Hence, the transfer function matrix of the controlled system is strictly greater than the one of the uncontrolled one, i.e., the controlled system is slower than the uncontrolled one. However, as expected, the throughput of the controlled system and of the uncontrolled system are both equal to one workpiece every four units of time.

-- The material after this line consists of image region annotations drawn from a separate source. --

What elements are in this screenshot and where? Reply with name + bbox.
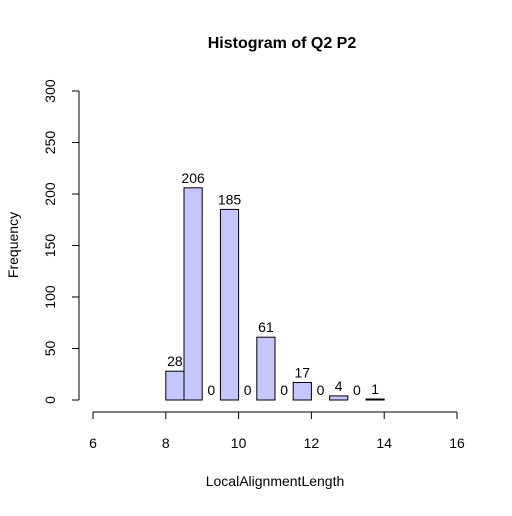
bar-data-label: 0 bbox=[207, 382, 215, 398]
bar-data-label: 61 bbox=[258, 319, 274, 335]
y-axis-tick-label: 50 bbox=[42, 341, 58, 357]
y-axis-tick-label: 250 bbox=[42, 131, 58, 155]
bar-data-label: 0 bbox=[353, 382, 361, 398]
y-axis-tick-label: 300 bbox=[42, 79, 58, 103]
y-axis-tick-label: 0 bbox=[42, 396, 58, 404]
y-axis: 0 50 100 150 200 250 300 bbox=[42, 79, 80, 404]
x-axis-tick-label: 14 bbox=[376, 435, 392, 451]
histogram-bar bbox=[256, 336, 276, 401]
x-axis-tick-label: 10 bbox=[231, 435, 247, 451]
bar-data-label: 28 bbox=[167, 353, 183, 369]
bar-data-label: 1 bbox=[371, 381, 379, 397]
bar-data-label: 206 bbox=[181, 170, 205, 186]
chart-title: Histogram of Q2 P2 bbox=[208, 35, 357, 52]
x-axis-tick-label: 8 bbox=[162, 435, 170, 451]
x-axis: 6 8 10 12 14 16 bbox=[89, 411, 465, 451]
bars-layer bbox=[165, 187, 385, 401]
bar-data-label: 17 bbox=[295, 365, 311, 381]
y-axis-tick-label: 200 bbox=[42, 182, 58, 206]
y-axis-tick-label: 150 bbox=[42, 234, 58, 258]
histogram-bar bbox=[165, 370, 185, 401]
x-axis-tick-label: 16 bbox=[449, 435, 465, 451]
x-axis-tick-label: 6 bbox=[89, 435, 97, 451]
x-axis-label: LocalAlignmentLength bbox=[206, 473, 345, 489]
bar-data-label: 0 bbox=[317, 382, 325, 398]
bar-data-label: 4 bbox=[335, 378, 343, 394]
x-axis-tick-label: 12 bbox=[304, 435, 320, 451]
bar-data-label: 185 bbox=[218, 191, 242, 207]
histogram-bar bbox=[329, 395, 349, 401]
y-axis-label: Frequency bbox=[5, 212, 21, 278]
histogram-bar bbox=[292, 382, 312, 401]
histogram-bar bbox=[365, 398, 385, 401]
bar-data-label: 0 bbox=[244, 382, 252, 398]
histogram-bar bbox=[219, 208, 240, 401]
histogram-bar bbox=[183, 187, 203, 401]
y-axis-tick-label: 100 bbox=[42, 285, 58, 309]
bar-data-label: 0 bbox=[280, 382, 288, 398]
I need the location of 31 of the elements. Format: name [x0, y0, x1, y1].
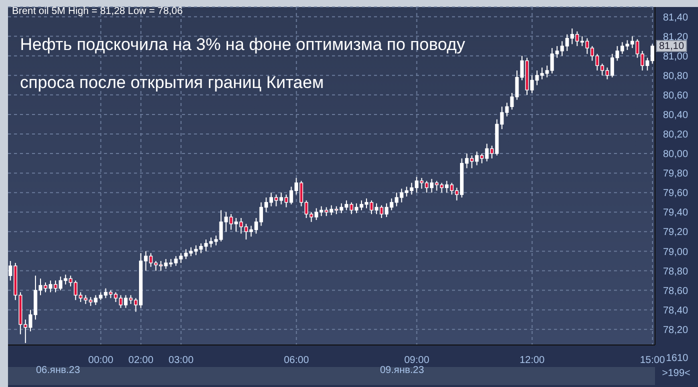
y-tick-label: 80,80 [663, 70, 688, 82]
y-tick-label: 79,80 [663, 168, 688, 180]
y-tick-label: 78,80 [663, 266, 688, 278]
text: 06.янв.23 [36, 365, 80, 376]
y-tick-label: 79,20 [663, 227, 688, 238]
text: 1610 [666, 353, 688, 364]
x-tick-label: 15:00 [640, 355, 666, 366]
x-tick-label: 12:00 [520, 355, 546, 366]
y-tick-label: 80,40 [663, 110, 688, 122]
text: Нефть подскочила на 3% на фоне оптимизма по поводу спроса после открытия границ Китаем [20, 35, 466, 93]
text: >199< [662, 368, 690, 379]
y-tick-label: 81,00 [663, 51, 688, 62]
y-tick-label: 81,40 [663, 12, 688, 24]
x-tick-label: 09:00 [404, 355, 430, 366]
text: 09.янв.23 [380, 365, 424, 376]
x-tick-label: 06:00 [284, 355, 310, 366]
chart-subtitle: Brent oil 5M High = 81,28 Low = 78,06 [12, 6, 183, 17]
y-tick-label: 79,60 [663, 188, 688, 200]
y-tick-label: 81,20 [663, 32, 688, 43]
x-tick-label: 02:00 [128, 355, 154, 366]
y-tick-label: 79,00 [663, 246, 688, 258]
y-tick-label: 80,20 [663, 130, 688, 141]
y-tick-label: 79,40 [663, 208, 688, 219]
y-tick-label: 78,20 [663, 324, 688, 336]
y-tick-label: 80,60 [663, 90, 688, 102]
x-tick-label: 03:00 [168, 355, 194, 366]
x-tick-label: 00:00 [88, 355, 114, 366]
y-tick-label: 80,00 [663, 149, 688, 160]
annotation: 81,10 [656, 40, 688, 52]
y-tick-label: 78,40 [663, 305, 688, 316]
y-tick-label: 78,60 [663, 286, 688, 297]
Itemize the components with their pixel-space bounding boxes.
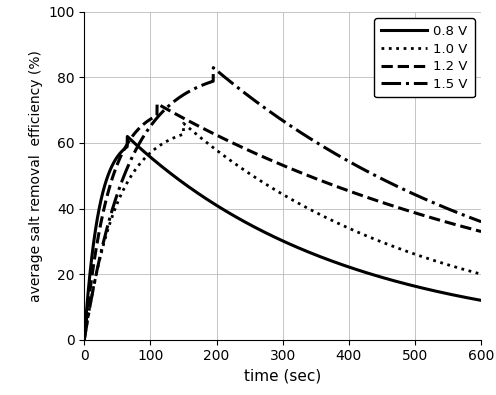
1.2 V: [150, 115, 156, 120]
1.5 V: [471, 216, 477, 221]
X-axis label: time (sec): time (sec): [244, 369, 321, 384]
0.8 V: [471, 297, 477, 301]
1.5 V: [428, 199, 434, 204]
Legend: 0.8 V, 1.0 V, 1.2 V, 1.5 V: 0.8 V, 1.0 V, 1.2 V, 1.5 V: [374, 19, 475, 98]
1.5 V: [234, 84, 240, 89]
0.8 V: [126, 136, 132, 141]
Line: 1.5 V: 1.5 V: [84, 68, 481, 340]
0.8 V: [81, 337, 87, 342]
0.8 V: [251, 224, 257, 229]
1.5 V: [150, 120, 156, 125]
1.0 V: [181, 121, 186, 126]
Line: 1.2 V: 1.2 V: [84, 103, 481, 340]
1.0 V: [478, 272, 484, 276]
1.5 V: [251, 98, 257, 102]
1.0 V: [234, 162, 240, 167]
0.8 V: [150, 157, 156, 162]
0.8 V: [478, 298, 484, 303]
1.2 V: [154, 101, 160, 106]
1.2 V: [81, 337, 87, 342]
0.8 V: [124, 134, 130, 139]
Y-axis label: average salt removal  efficiency (%): average salt removal efficiency (%): [29, 50, 43, 302]
Line: 1.0 V: 1.0 V: [84, 123, 481, 340]
1.0 V: [251, 174, 257, 179]
1.2 V: [478, 229, 484, 234]
0.8 V: [234, 215, 240, 220]
0.8 V: [428, 288, 434, 292]
1.0 V: [471, 270, 477, 275]
1.2 V: [126, 138, 132, 143]
1.0 V: [150, 148, 156, 153]
1.2 V: [234, 143, 240, 147]
1.5 V: [126, 160, 132, 165]
1.0 V: [428, 257, 434, 262]
1.5 V: [478, 219, 484, 224]
1.2 V: [471, 227, 477, 232]
1.0 V: [126, 176, 132, 181]
1.5 V: [210, 65, 216, 70]
1.2 V: [428, 215, 434, 220]
Line: 0.8 V: 0.8 V: [84, 136, 481, 340]
1.0 V: [81, 337, 87, 342]
1.5 V: [81, 337, 87, 342]
1.2 V: [251, 150, 257, 155]
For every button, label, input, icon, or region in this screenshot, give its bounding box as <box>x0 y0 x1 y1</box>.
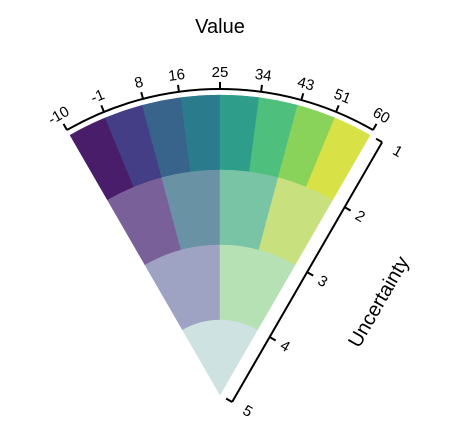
x-tick <box>372 123 378 131</box>
y-tick <box>375 137 383 144</box>
x-tick <box>100 105 105 113</box>
x-tick-label: -1 <box>88 86 107 107</box>
x-tick <box>62 123 68 131</box>
x-tick <box>260 84 264 92</box>
chart-title: Value <box>195 16 245 38</box>
y-tick <box>306 271 314 277</box>
x-tick-label: 34 <box>254 66 273 85</box>
y-tick-label: 5 <box>240 402 256 421</box>
x-tick-label: 51 <box>331 86 353 108</box>
y-axis-label: Uncertainty <box>344 253 414 352</box>
x-tick <box>335 105 340 113</box>
cell <box>182 319 258 396</box>
y-tick-label: 4 <box>277 337 293 356</box>
x-tick <box>140 91 144 100</box>
y-tick-label: 1 <box>390 142 406 161</box>
y-tick <box>344 206 352 212</box>
x-tick-label: 43 <box>295 74 316 95</box>
x-tick <box>176 84 180 92</box>
x-tick-label: -10 <box>45 103 72 129</box>
x-tick <box>300 93 305 101</box>
x-tick-label: 8 <box>133 74 145 93</box>
x-tick-label: 25 <box>212 64 229 81</box>
y-tick <box>269 336 277 342</box>
y-tick-label: 2 <box>352 207 368 226</box>
x-tick-label: 16 <box>167 66 186 85</box>
x-tick-label: 60 <box>370 104 393 127</box>
y-tick-label: 3 <box>315 272 331 291</box>
y-tick <box>225 397 233 403</box>
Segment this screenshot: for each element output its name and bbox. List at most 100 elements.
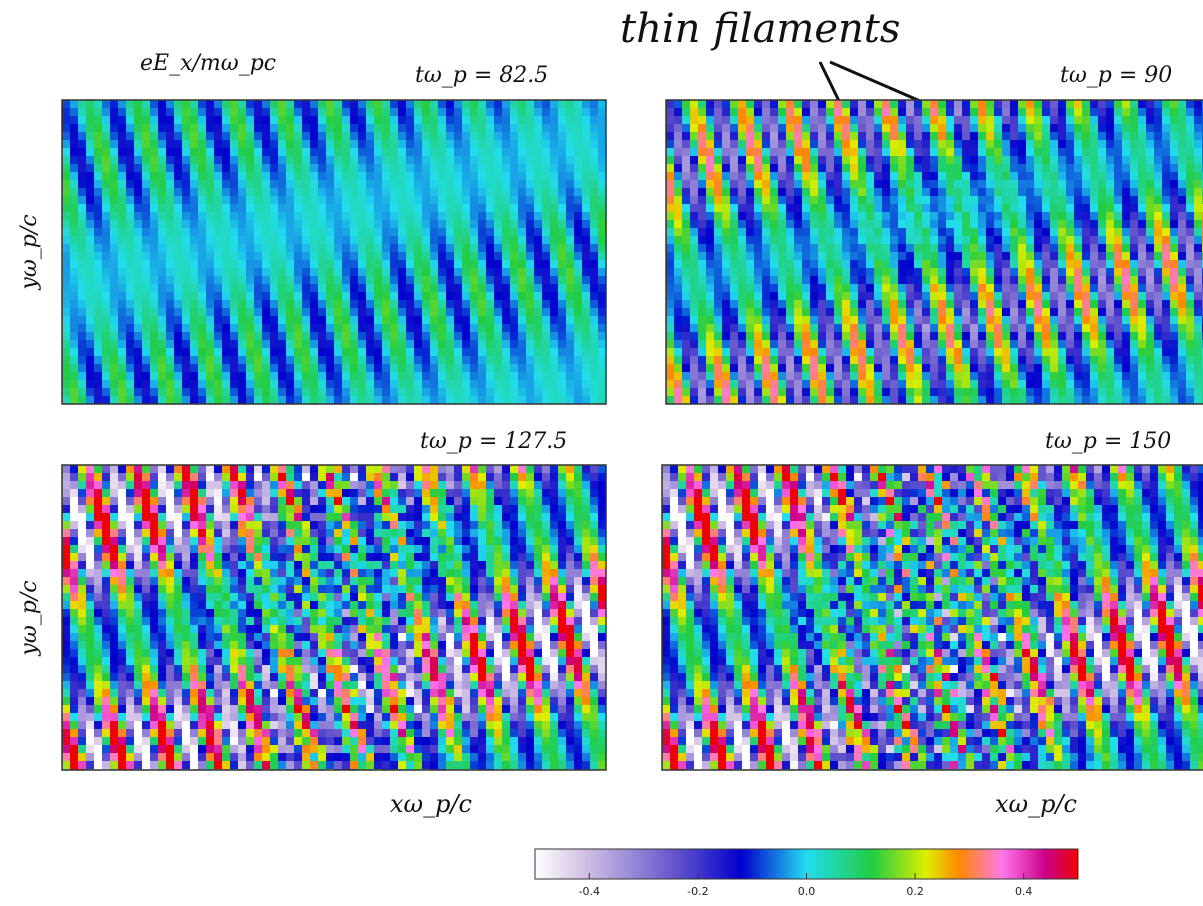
heatmap-cell (1042, 228, 1051, 237)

A state-space system realizing the transfer function matrix F σ is given by:

$$\displaystyle{\left \{\begin{array}{l} x_{F} =\gamma \delta ^{4}x_{F} \oplus y \\ w = \left (\begin{array}{c} \gamma ^{2}\delta ^{2}\\ \gamma \\ \gamma ^{2}\delta ^{2} \end{array} \right )x_{P} \end{array} \right.}$$

An implementation of this system in terms of a TEG is shown in Fig. 8. The size of internal buffer B 1 is equal to two, and the size of the buffer B 2 is equal to one. Hence, by appropriately slowing down the system, the suggested feedback has indeed succeeded in strongly reducing internal buffers B 1 and B 2 (in the uncontrolled case, the sizes of internal buffers B 1 and B 2 are both equal to + ). A behavior affected by the suggested feedback is provided by the input

$$\displaystyle{v_{1} = v_{3} = e \oplus \gamma ^{5}\delta ^{+\infty }\mbox{ and }v_{ 2} =\delta ^{20} \oplus \gamma ^{5}\delta ^{+\infty }}$$

This corresponds to an order of five workpieces and an arrival of five workpieces of type 1 at time t = 0, and an arrival of five workpieces of type 2 at time t = 20. In the uncontrolled system, workpieces of type 5 are delivered at time 24, 26, 28, 30, and 32. With feedback F σ , workpieces of type 5 are delivered at time 24, 28, 32, 36, and 40. Hence, the feedback F σ slowed down the system

Fig. 8
figure 8

Output feedback preserving the throughput

5 Conclusion

In this chapter, we have explained how to use \(\left (\max,+\right )\)-linear systems to model manufacturing problems characterized by synchronizations (i.e., conditions of the form: for all kl, occurrence k of event e 2 is at least τ units of time after occurrence kl of event e 1). Furthermore, we have also presented some methods to address the trade-off between rapidity of the system and sizes of internal buffers. In particular, we have discussed two techniques preserving the transfer function matrix (i.e., the input-output behavior) and preserving the throughput (i.e., the maximal average production rate). Many other techniques have been investigated, e.g., preserving the response to a specific input [17] or preserving both the input-output behavior and the perturbation-output behavior [18].